El presidente del Gobierno en funciones, Pedro Sánchez, durante su reunión en la Moncloa con el líder de Ciudadanos, Albert Rivera. EFE

Entre ayer y hoy, Pedro Sánchez ha ejercido como anfitrión en el Palacio de la Moncloa recibiendo a los líderes de los partidos que las urnas han relegado a la oposición. El lunes fue el turno de Pablo Casado y este martes de Albert Rivera y Pablo Iglesias, quien cerrará la ronda de contactos.

Tras sus respectivas reuniones con el Ejecutivo en funciones, es habitual que los candidatos comparezcan ante los medios para mostrar su particular valoración de la cita, unas ruedas de prensa que se estiman fundamentales dado el aún abierto escenario de pactos y la carrera electoral hacia el 26M. Ayer lo hizo Pablo Casado, para quien Moncloa tuvo un detalle que en otras circunstancias hubiese pasado, quizá, desapercibido: la deferencia de cederle la sala de prensa principal, donde el líder del PP auguró una oposición «firme, fuerte y responsable» y donde manifestó la negativa a facilitar la investidura de Pedro Sánchez.

Y Rivera no ha recibido la misma cortesía que los populares, quien ha comparecido ante los periodistas en la secundaria sala de briefing.
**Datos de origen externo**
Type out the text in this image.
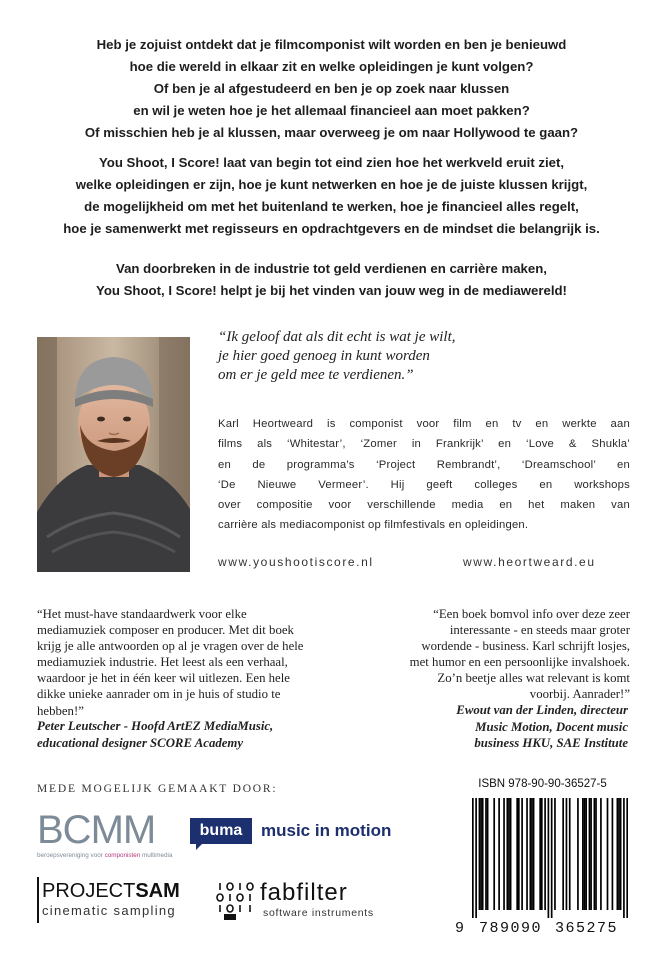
Heb je zojuist ontdekt dat je filmcomponist wilt worden en ben je benieuwd
hoe die wereld in elkaar zit en welke opleidingen je kunt volgen?
Of ben je al afgestudeerd en ben je op zoek naar klussen
en wil je weten hoe je het allemaal financieel aan moet pakken?
Of misschien heb je al klussen, maar overweeg je om naar Hollywood te gaan?
You Shoot, I Score! laat van begin tot eind zien hoe het werkveld eruit ziet,
welke opleidingen er zijn, hoe je kunt netwerken en hoe je de juiste klussen krijgt,
de mogelijkheid om met het buitenland te werken, hoe je financieel alles regelt,
hoe je samenwerkt met regisseurs en opdrachtgevers en de mindset die belangrijk is.
Van doorbreken in de industrie tot geld verdienen en carrière maken,
You Shoot, I Score! helpt je bij het vinden van jouw weg in de mediawereld!
“Ik geloof dat als dit echt is wat je wilt,
je hier goed genoeg in kunt worden
om er je geld mee te verdienen.”
Karl Heortweard is componist voor film en tv en werkte aan
films als ‘Whitestar’, ‘Zomer in Frankrijk’ en ‘Love & Shukla’
en de programma’s ‘Project Rembrandt’, ‘Dreamschool’ en
‘De Nieuwe Vermeer’. Hij geeft colleges en workshops
over compositie voor verschillende media en het maken van
carrière als mediacomponist op filmfestivals en opleidingen.
www.youshootiscore.nl	www.heortweard.eu
“Het must-have standaardwerk voor elke
mediamuziek composer en producer. Met dit boek
krijg je alle antwoorden op al je vragen over de hele
mediamuziek industrie. Het leest als een verhaal,
waardoor je het in één keer wil uitlezen. Een hele
dikke unieke aanrader om in je huis of studio te
hebben!”
Peter Leutscher - Hoofd ArtEZ MediaMusic,
educational designer SCORE Academy
“Een boek bomvol info over deze zeer
interessante - en steeds maar groter
wordende - business. Karl schrijft losjes,
met humor en een persoonlijke invalshoek.
Zo’n beetje alles wat relevant is komt
voorbij. Aanrader!”
Ewout van der Linden, directeur
Music Motion, Docent music
business HKU, SAE Institute
MEDE MOGELIJK GEMAAKT DOOR:
BCMM
beroepsvereniging voor componisten multimedia
buma	music in motion
PROJECTSAM
cinematic sampling
fabfilter
software instruments
ISBN 978-90-90-36527-5
9 789090 365275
Se trata de un pequeño gesto que, unido al detalle de recibir primero a Pablo Casado y no a Rivera, es suficiente como para interpretar que el Gobierno sigue considerando al PP como líderes simbólicos de la oposición -aún es la segunda fuerza política- pese a los intentos de los naranjas de reafirmarse como cabecillas de la oposición en el Congreso frente a la «descomposición» de los populares, que deben mirar hacia un proceso de reconstitución tras los resultados electorales.

Ciudadanos firmó el mejor registro histórico en unas generales el 28A; y el PP hizo lo mismo, pero a la inversa, inscribiendo el mínimo de escaños de la historia de la formación. Los de Rivera han experimentado un meteórico ascenso con 57 escaños (25 más que en 2016), mientras que los populares se conformaron con 66 asientos y a escasos 200.000 votos de ser superados por los naranjas.

Rivera y Sánchez no se reunían desde 2017

El presidente del Gobierno en funciones, Pedro Sánchez, ha recibido a Albert Rivera en el marco de esta primera ronda de reuniones iniciada por el jefe del Ejecutivo tras las elecciones generales del pasado 28 de abril y no se había reunido con el líder de Ciudadanos desde 2017.

Rivera ha llegado puntual, a las once de la mañana, con el rostro serio que evidencia la frialdad de las relaciones entre ambos y ha sido recibido por el presidente en la escalinata del Palacio de la Moncloa con un apretón de manos.

Ambos, con traje de chaqueta azul, han acudido después a la Sala Tapies, presidida por las banderas de España y la Unión Europea donde han estado conversando sobre sus respectivas hijas -se escuchaba sobre todo hablar a Rivera– mientras los fotógrafos tomaban instantáneas del encuentro. La cita ha durado menos de una hora, en la que el líder de los naranjas ha escenificado la distancia que quiere mantener con Sánchez frente a las presiones internas y externas que le piden que facilite un Gobierno monocolor.

Esta primera toma de contacto que ha abordado el jefe del Ejecutivo, tiene el objetivo de establecer vías de diálogo para la gobernabilidad y tomar el pulso a las principales fuerzas de cara a la investidura.

Así lo apuntan fuentes de Moncloa que han dicho a Efe que las citas de estos días se entienden como una toma de contacto y normalización de relaciones, y sostienen que para la ciudadanía es «un buen mensaje» tratar de superar las diferencias.

Muy distanciados desde la moción de censura que permitió a Sánchez gobernar, Rivera acude a este encuentro con la intención de dejar claro al jefe del Ejecutivo en funciones de que no facilitará su continuidad en Moncloa ni siquiera con una abstención.

También, como ha repetido estos días, quiere transmitir a Sánchez que ejercerá una oposición «firme y de Estado», abierto a llegar a acuerdos en los grandes temas.

Una oposición cuyo liderazgo ha asumido Rivera al considerar que quedarse a poco más de 200.000 votos de superar al PP, mientras este partido ha perdido más del doble de su representación, le legitima para hacerlo.

La última vez que Sánchez y Rivera mantuvieron una reunión fue el 27 de junio de 2017 en el Congreso donde acordaron, entre otras cosas, trabajar en una reforma constitucional y en medidas sobre regeneración.